Este nuevo estado resolutivo, con el que se sacudía el estupor en que había estado inmerso desde su llegada, le ayudó a tomar una decisión más: volvería este fin de semana a Madrid, con Andrea. En todas sus llamadas ella se lo había preguntado, y él, sintiéndose mal pero no lo suficiente para no mentir, le había contestado que no estaba seguro, que tal vez tendría que hacer cosas el sábado, y el domingo por la mañana, y que no merecería la pena conducir los kilómetros de la ida y la vuelta para unas cuantas horas, para una sola noche juntos. Pero lo tenía claro, cogería ahora mismo el coche.

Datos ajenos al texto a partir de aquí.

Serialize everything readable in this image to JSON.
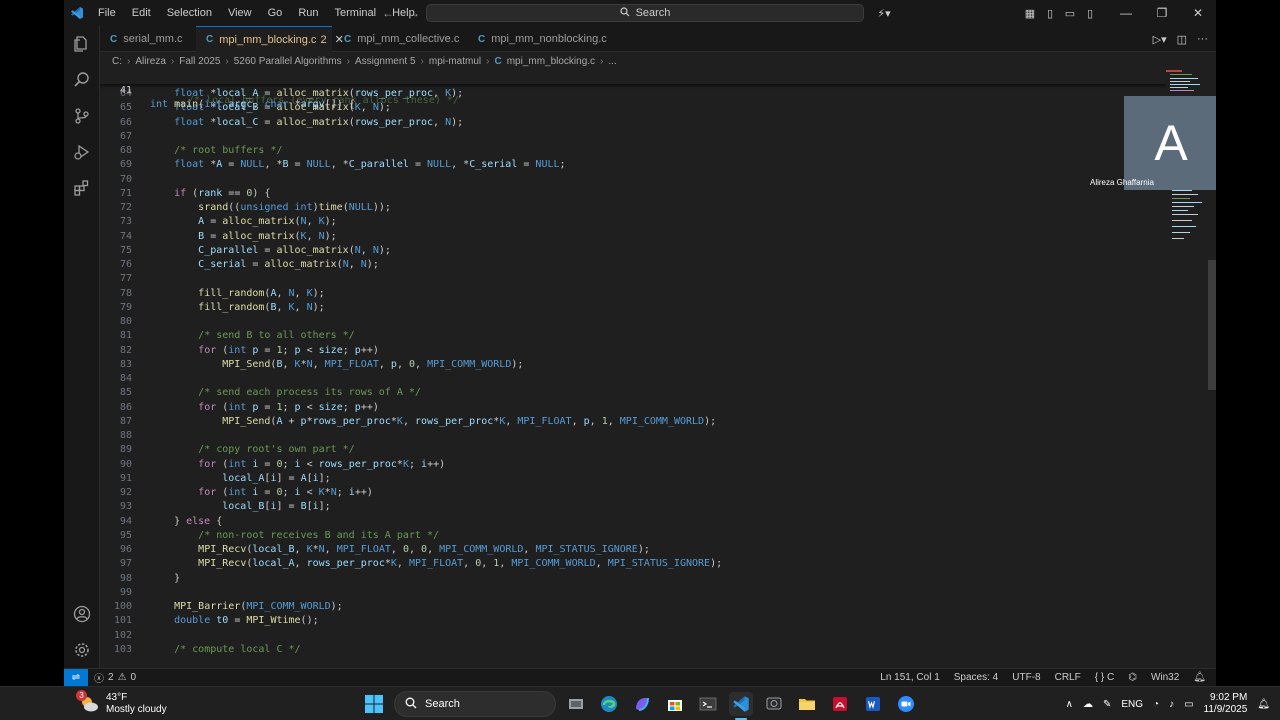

Pasó la mano por una de las coníferas que había a la entrada de la hospedería y enfiló el pasillo. La puerta abierta de la recepción dejaba escapar un rectángulo de luz y unos ruidos que indicaban la presencia de Belén. La inédita energía con que entró, casi alegría, quedó cortada de súbito al toparse con dos mujeres en lugar de una. El desconcierto lo hizo sentirse autorizado para observar a la desconocida sin cautela, durante varios segundos. Era una joven que rondaría, por debajo, los veinte años. A pesar del pelo largo, que estilizaba su rostro, y del busto menos lleno, la inteligente serenidad de la boca y la mirada despierta remitían sin duda a…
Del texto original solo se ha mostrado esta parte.